Ummm, let's see, how shall we explain this in a way someone of his age, who still uses a legal pad instead of an iPad, will understand?
You use email for contacting the wifey (like what time she should have your dinner ready), while a pager is for contacting the mistress (like which by-the-hour motel to meet you at), and never the twain shall meet! Capisce?
Wow. Perhaps you should loosen your robe, Juris Doctor Roberts, I think it may be cutting off your oxygen supply, unless it's your W-era software that is the problem.
He must still be runnin' Windows Operating System Bush 2.0. That one was full of bugs, coding errors, and compatibility problems outside the U.S, 'cept for Poland, Marshall Islands, El Salvadore, Azerbaijan, and other 'tech-savvy' Coalition of the Willing members with no standing armies or digital infrastructures to tweet of.
Certainly one of other spry, young whippersnappers on the high court (besides the 55-year-young Chief) are familiar with all this off-the-hook youth technology apart from electricity and indoor plumbing.
Like 73-year old Supreme Court "tween," Justice Anthony Kennedy who asked what would happen if a text message was sent to an officer at the same time he was sending one to someone else.
"Does it say: 'Your call is important to us, and we will get back to you?'" Kennedy asked.
I emailed him to ask if he was really that technologically ignorant, but just kept getting this weird beeping sound. Maybe I'll have more luck sending smoke signals or carrier pigeons!?
Perhaps sprightly 74-year-old Justice Antonin Scalia could help enlighten the rest of us luddites with all this cutting edge mumbo jumbo like service providers.
"You mean the text doesn’t go right to me?" Scalia asked.
Oh sh*t! Now everyone will see the sweet nothings me and Clary send each other while chillaxin' in our robes discussing a certain illegal Kenyan's birth certificate late night in the chambers when no one's around to disturb us.
Then he asked whether they can be printed out in hard copy, using one of them devil machines.
"Could Quon print these spicy little conversations and send them to his buddies?" Scalia asked, fantasizing about the spicy little supper wife Maureen better be whippin' up, lest she wants the spicy little belt whippin' again.
But fear not, America! It wasn't just the justices who had technical difficulties.
When Justice Samuel Alito asked Quon’s attorney Dieter Dammeier if officers could delete text messages from their pagers in a way that would prevent the city from retrieving them from the wireless carrier later, Dammeier said that they could.
Apparently, Alito still wasn't satisfied, but unlike during President Obama's State of the Union address, did manage to contain himself from convulsing violently and mouthing "No, No!"

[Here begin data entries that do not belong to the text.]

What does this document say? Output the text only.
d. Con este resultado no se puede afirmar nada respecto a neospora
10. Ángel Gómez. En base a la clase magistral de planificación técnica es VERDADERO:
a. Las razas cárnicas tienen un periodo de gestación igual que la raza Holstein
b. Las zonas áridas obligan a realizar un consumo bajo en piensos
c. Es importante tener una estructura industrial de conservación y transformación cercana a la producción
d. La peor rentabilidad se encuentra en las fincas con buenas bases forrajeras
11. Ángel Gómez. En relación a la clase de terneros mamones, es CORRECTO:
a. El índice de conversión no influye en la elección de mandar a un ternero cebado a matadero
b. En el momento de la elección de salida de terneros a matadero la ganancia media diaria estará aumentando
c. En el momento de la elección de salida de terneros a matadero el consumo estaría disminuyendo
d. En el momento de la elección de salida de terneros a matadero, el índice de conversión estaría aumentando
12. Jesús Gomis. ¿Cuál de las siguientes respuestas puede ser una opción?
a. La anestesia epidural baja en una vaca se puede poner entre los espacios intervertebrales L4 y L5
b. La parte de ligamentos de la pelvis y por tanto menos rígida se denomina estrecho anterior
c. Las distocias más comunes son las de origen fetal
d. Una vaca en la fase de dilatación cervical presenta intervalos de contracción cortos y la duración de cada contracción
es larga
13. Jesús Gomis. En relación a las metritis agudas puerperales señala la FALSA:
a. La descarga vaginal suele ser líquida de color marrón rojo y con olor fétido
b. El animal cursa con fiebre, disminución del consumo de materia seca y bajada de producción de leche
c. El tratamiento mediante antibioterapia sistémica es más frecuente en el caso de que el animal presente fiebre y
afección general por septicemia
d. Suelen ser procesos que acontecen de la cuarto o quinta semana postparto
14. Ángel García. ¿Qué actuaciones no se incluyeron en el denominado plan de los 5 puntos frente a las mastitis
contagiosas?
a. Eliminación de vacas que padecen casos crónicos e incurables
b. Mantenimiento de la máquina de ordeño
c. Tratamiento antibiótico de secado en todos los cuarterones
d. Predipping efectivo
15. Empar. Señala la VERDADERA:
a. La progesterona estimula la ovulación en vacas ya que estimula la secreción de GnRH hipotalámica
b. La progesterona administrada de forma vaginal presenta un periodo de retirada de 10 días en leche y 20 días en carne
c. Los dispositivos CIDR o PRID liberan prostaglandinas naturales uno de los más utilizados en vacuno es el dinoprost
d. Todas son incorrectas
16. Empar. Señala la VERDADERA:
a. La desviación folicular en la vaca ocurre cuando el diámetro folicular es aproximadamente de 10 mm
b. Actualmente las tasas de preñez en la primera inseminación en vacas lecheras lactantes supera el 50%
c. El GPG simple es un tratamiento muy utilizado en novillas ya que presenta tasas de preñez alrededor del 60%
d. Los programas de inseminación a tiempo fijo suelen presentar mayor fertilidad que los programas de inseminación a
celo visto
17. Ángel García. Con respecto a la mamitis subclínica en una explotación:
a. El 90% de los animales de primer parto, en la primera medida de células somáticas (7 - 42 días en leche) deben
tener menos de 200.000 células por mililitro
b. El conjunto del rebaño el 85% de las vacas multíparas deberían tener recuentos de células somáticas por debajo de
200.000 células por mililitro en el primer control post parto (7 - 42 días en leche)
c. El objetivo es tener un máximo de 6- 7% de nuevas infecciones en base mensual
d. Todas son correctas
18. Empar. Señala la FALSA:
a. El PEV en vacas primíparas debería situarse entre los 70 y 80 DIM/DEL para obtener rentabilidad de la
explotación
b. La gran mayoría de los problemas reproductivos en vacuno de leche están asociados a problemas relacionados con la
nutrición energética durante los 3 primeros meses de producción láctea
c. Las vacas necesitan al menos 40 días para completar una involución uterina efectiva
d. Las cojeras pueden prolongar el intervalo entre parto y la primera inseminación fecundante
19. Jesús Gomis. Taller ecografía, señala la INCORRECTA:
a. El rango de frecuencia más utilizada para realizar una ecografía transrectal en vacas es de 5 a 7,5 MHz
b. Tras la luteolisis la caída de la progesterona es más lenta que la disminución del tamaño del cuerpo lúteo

A few minutes later, Alito gave Dammeier another shot at that question, asking him, "Are you sure about your answer on deletion?"
Dammeier admitted that he didn't know. "I couldn't be certain," he said.
What is certain however, is that these living fossils do come in color. Kind of. If you count Clarence Thomas as "black," Scalia's fat red face, or Roberts and Alito's purplish rage whenever Comrade Barry calls them out for reversing a century of legal precedent, so Uncle Ben (the rice maker) can donate as much campaign money as Ben's Uncle (with the pace maker), just like our Founding Fathers™ intended.
Either way, looks like this justice system needs to reboot, reset, and restart. Otherwise, it's Game Over for the rest of us non-Apple II GS users. But be patient. This new dial-up takes a few minutes to load.
But, that's okay, we have all the time in the world. A whole lifetime to be exact.